Figure 4.

LbGP improves photoreceptor structure and survival in the MNU-injured retina.

(A, B) Representative images of retinal sections from the intermediate region of each group. Opsin (Alexa Fluor^TM 488, green; A) and rhodopsin (Alexa Fluor^TM 647, red; B) immunostaining was used to label the outer segment (OS) of the cones and rods, respectively. Areas of retinal opsin and rhodopsin staining formed elongated or columnar shapes in the normal control (Con) group, dots or clumps in the MNU group, and long stripe shapes in the LbGP group retina. The nuclei were stained with 4,6-diamino-2-phenyl indole (DAPI; blue).
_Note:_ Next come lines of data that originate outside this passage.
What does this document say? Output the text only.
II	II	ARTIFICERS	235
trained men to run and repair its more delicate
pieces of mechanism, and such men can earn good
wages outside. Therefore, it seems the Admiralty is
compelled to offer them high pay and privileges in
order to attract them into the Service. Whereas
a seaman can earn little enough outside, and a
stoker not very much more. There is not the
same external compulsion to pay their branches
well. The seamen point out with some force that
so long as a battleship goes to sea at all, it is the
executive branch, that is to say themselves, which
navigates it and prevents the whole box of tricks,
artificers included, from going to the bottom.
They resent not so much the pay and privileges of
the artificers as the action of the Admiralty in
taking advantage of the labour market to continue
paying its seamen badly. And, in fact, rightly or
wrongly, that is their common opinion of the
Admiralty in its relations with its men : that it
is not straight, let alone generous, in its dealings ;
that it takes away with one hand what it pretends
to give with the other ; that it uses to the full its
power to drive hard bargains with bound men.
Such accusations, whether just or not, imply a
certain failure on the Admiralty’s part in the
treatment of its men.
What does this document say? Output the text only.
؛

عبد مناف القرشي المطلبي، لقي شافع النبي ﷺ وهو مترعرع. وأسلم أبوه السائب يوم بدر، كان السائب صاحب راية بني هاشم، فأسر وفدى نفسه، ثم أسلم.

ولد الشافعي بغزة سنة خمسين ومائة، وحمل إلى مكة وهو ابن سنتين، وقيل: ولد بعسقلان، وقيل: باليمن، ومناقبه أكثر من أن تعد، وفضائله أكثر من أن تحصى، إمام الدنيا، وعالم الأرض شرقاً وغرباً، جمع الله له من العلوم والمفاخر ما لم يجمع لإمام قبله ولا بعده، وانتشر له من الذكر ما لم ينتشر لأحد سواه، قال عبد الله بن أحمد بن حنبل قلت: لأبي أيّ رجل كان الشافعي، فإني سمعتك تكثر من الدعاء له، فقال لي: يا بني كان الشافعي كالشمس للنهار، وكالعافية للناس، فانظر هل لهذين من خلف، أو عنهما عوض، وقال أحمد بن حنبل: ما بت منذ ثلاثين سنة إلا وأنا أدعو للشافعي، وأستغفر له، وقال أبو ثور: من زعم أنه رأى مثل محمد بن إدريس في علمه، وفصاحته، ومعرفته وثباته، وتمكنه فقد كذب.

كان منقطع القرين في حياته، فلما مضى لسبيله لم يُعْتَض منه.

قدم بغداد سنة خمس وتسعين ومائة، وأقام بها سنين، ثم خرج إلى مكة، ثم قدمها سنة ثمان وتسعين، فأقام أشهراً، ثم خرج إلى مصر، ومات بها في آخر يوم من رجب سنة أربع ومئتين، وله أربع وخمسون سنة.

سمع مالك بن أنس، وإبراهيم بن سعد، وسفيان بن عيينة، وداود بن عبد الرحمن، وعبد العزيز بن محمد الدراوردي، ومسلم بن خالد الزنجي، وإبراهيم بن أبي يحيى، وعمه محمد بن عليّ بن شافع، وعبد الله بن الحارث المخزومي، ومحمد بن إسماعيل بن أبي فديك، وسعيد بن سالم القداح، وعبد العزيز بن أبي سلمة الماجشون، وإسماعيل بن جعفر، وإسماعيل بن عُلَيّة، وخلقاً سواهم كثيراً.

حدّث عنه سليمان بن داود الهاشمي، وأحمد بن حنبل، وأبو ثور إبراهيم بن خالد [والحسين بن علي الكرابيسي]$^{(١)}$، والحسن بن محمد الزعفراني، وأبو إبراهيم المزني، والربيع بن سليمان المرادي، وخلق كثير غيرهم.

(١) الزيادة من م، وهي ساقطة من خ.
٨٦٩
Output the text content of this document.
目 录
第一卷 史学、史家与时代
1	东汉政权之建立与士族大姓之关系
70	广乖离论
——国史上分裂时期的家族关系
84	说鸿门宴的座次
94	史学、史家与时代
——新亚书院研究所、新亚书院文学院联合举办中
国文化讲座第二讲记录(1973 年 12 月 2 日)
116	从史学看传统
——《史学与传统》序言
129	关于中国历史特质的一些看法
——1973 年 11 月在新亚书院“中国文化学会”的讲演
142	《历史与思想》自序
Scale bars: 100 μm. (C, D) Quantification of the cell layers (C) and thickness (D) of the outer nuclear layer (ONL). In each group, retinal sections were evaluated from the center to the peripheral regions. (E, F) Thickness of the OS of cones (E) and rods (F) in each group. The ONL and OS measurements of the cones and rods were significantly thinner in the retinas of the MNU group than those in the Con group. Treatment with LbGP significantly increased these parameters. Data expressed as mean ± standard error of the mean (Con, n = 5; MNU, n = 6; LbGP, n = 8); **P < 0.01, ***P < 0.001 (one-way analysis of variance followed by Tukey’s post hoc test). Con: C57BL/6J mice; DAPI: 4′,6-diamidino-2-phenylindole; GCL: ganglion cell layer; INL: inner nuclei layer; LbGP: N-methyl-N-nitrosourea-injured mice with Lycium barbarum glycopeptide treatment; MNU: N-methyl-N-nitrosourea-injured mice without treatment; ONL: outer nuclei layer.